It turns out our nervous system is much more than neurons
Comedian Will Rogers observed “It isn’t what we don’t know that gives us trouble, it’s what we know that ain’t so.”
What we know, or used to know, is:
- Our nervous system is made up exclusively of neurons and glia
- Immunity to disease derives only from our immune system, (e.g. many varieties of immune cells, antibodies, signaling proteins such as cytokines, tissues such as thymus, bone marrow and spleen that make immune cells, etc.)
- Our brain does all of our thinking and feeling for us.
We now know that all of these things ain’t so.

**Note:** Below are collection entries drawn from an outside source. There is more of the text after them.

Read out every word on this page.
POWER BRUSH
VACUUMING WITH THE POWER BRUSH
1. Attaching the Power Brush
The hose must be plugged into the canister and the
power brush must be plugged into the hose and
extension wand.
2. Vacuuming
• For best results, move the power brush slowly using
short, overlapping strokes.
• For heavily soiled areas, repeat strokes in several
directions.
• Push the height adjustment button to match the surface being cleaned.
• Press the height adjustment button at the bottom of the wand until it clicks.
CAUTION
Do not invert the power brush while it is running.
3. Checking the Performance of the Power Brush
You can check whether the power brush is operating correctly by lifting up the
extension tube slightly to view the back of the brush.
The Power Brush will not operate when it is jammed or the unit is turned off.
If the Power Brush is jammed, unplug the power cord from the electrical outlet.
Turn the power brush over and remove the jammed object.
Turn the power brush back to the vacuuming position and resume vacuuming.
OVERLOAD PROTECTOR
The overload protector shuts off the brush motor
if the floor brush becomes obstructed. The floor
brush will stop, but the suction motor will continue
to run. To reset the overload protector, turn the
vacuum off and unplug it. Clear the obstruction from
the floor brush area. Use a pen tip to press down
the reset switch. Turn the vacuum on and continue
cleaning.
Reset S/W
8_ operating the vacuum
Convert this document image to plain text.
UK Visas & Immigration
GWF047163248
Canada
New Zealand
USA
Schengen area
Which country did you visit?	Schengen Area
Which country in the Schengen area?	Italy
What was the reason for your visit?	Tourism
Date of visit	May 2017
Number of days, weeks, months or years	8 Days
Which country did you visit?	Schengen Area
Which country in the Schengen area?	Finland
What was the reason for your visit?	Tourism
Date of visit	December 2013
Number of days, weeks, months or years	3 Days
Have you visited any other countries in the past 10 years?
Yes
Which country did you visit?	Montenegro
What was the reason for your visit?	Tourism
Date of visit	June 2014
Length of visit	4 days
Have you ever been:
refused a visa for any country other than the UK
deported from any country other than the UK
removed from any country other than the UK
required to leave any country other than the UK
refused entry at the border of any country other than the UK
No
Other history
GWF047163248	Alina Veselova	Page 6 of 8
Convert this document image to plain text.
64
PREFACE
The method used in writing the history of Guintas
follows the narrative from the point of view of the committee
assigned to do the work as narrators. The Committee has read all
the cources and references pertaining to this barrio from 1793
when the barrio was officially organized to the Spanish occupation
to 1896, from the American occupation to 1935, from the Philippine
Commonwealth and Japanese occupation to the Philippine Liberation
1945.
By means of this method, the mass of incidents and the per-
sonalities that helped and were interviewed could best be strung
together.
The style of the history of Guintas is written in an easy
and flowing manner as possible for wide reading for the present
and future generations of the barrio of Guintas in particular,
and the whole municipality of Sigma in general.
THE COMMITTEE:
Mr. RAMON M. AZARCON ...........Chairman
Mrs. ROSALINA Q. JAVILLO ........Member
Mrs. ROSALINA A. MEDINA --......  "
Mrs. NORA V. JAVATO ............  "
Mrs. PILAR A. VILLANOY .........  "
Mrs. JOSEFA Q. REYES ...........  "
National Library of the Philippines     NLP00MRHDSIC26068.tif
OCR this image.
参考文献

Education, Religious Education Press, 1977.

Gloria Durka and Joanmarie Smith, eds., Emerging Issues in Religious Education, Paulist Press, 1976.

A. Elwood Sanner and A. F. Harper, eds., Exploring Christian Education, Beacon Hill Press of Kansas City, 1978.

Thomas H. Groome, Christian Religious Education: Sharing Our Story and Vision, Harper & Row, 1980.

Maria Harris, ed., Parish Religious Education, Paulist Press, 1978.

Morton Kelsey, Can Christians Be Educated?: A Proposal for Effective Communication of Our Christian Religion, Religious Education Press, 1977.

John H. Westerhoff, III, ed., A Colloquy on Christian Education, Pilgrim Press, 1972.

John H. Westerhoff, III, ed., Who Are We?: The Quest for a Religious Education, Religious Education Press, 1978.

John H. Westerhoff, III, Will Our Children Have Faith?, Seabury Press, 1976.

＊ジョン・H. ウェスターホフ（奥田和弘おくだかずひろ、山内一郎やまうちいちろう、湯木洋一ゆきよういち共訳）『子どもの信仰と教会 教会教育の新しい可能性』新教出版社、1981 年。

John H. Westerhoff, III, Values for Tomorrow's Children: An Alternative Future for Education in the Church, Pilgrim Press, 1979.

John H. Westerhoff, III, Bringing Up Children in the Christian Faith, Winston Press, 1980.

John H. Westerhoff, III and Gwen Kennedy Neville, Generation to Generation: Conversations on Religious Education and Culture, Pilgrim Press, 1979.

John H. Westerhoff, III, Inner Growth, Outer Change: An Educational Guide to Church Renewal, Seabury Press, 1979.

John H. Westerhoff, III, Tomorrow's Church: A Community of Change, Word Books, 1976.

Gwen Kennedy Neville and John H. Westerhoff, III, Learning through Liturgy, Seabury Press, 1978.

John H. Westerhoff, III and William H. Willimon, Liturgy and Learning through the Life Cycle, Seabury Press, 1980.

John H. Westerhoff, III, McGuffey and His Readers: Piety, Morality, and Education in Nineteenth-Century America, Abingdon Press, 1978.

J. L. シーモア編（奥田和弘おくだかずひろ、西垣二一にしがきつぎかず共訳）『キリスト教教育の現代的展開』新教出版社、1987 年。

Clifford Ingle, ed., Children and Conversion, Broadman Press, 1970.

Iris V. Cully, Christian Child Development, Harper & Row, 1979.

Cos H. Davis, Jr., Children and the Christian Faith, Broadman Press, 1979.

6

Recent research has shown that we must broaden our definition of the nervous system to include both our immune systems and the trillions of bacteria that inhabit our bodies inside and out.
Our immune system communicates directly with our nervous system, acting as a sensor in the same way that neuronal sensors communicate to the brain. Immune cells secrete cytokines, which act as a neurotransmitter, alerting our brains that all is not well. As a result Neuroscientists are coming to view the immune system as just another neuro-sensor alongside rods and cones in our eyes, hair cells in our inner ears, tactile receptors on skin, proprioceptors (position sensors) in our muscles and chemical sensors in our tongues and noses. For example, when our immune system attacks foreign invaders, it releases cytokines that communicate to the nervous system, inducing “sickness behaviors” (taking it easy) and even depression.
Conversely, our immune system receives commands from the brain to change its behavior. Neurotransmitters such as catecholamines, 5-hydroxytryptamine, acetylcholine, histamine and neuropeptides, have all been shown to alter immune response. Activation of the vagus nerve, which innervates the spleen, can slow down the production of cytokines that promote release of Tumor Necrosis Factor (TNF), a major contributor to autoimmune diseases such as rheumatoid arthritis. Doctors have already begun to relieve symptoms of this autoimmune disease by electrically stimulating the vagus nerve, which instructs the spleen to decrease TNF production.
And the link between brain activity and other diseases has been well established. Chromic depression, for example, suppresses the immune system leading to increased infections, cardiovascular disease and other maladies. Conversely, happy people are usually also healthy people who live longer lives, in part due to strong immune systems.